Las mujeres, pensando que tenían a otro incauto bajo su hechizo, comenzaron a llevarse a Alberto hacia un lugar más discreto. Él, con una actuación digna de una telenovela barata, se dejó arrastrar, fingiendo estar completamente derrotado. Mientras lo conducían a un cuarto oscuro en las afueras de la discoteca, no se dieron cuenta de que la escena estaba a punto de girar en su contra.
Ricardo y la policía, que habían estado esperando en un auto estacionado a la vuelta, entraron en acción. Fue una redada que probablemente no estaba a la altura de un operativo de película, pero tenía toda la adrenalina que un padre vengador podía desear.
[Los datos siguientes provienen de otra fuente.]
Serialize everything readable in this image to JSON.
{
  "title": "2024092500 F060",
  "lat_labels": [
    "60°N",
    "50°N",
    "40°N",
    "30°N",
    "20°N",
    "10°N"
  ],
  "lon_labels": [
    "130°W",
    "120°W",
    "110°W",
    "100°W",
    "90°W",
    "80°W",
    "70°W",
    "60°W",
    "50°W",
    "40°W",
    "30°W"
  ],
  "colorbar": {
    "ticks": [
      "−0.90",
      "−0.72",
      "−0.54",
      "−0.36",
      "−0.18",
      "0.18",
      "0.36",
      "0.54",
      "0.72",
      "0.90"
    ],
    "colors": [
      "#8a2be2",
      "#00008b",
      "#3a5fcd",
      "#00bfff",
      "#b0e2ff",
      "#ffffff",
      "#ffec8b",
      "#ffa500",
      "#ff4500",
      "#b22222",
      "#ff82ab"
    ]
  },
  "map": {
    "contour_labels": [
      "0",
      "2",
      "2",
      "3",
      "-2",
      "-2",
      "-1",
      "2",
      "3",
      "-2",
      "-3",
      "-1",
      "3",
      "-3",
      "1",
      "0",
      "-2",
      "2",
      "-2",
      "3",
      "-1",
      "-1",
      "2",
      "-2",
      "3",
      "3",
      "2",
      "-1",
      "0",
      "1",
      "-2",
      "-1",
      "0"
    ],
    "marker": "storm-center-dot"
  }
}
Alberto, que ya estaba medio inconsciente por la bebida adulterada, apenas podía mantenerse en pie. Pero cuando las esposas se cerraron sobre las muñecas de las féminas y escuchó sus gritos de sorpresa y de reclamo, supo que había logrado lo imposible.
El amor de un padre, pensó mientras se desmayaba en brazos de su cuñado, nunca había sido tan grande ni tan ridículamente heroico.
Y así terminó la aventura. Alberto, el héroe improbable, aprendió que el amor de padre te lleva a lugares insospechados, incluso al borde del ridículo. Mientras la policía se llevaba a las peperas, él sonreía, consciente de que, aunque nunca sería un héroe de verdad, había hecho lo que pudo por su hijo. Y eso, en su mundo de hombre común, era más que suficiente.
Las dos mujeres salieron libres antes de que Alberto pudiera terminar de contarle su hazaña a sus amigos. Se rumorea que la rubia y la morena aún acechan discotecas del cono norte, reluciendo como una trampa bien armada. Porque en este país, las malas decisiones siempre encuentran una segunda oportunidad… o, en el caso de estas mujeres, una tercera, cuarta y quinta.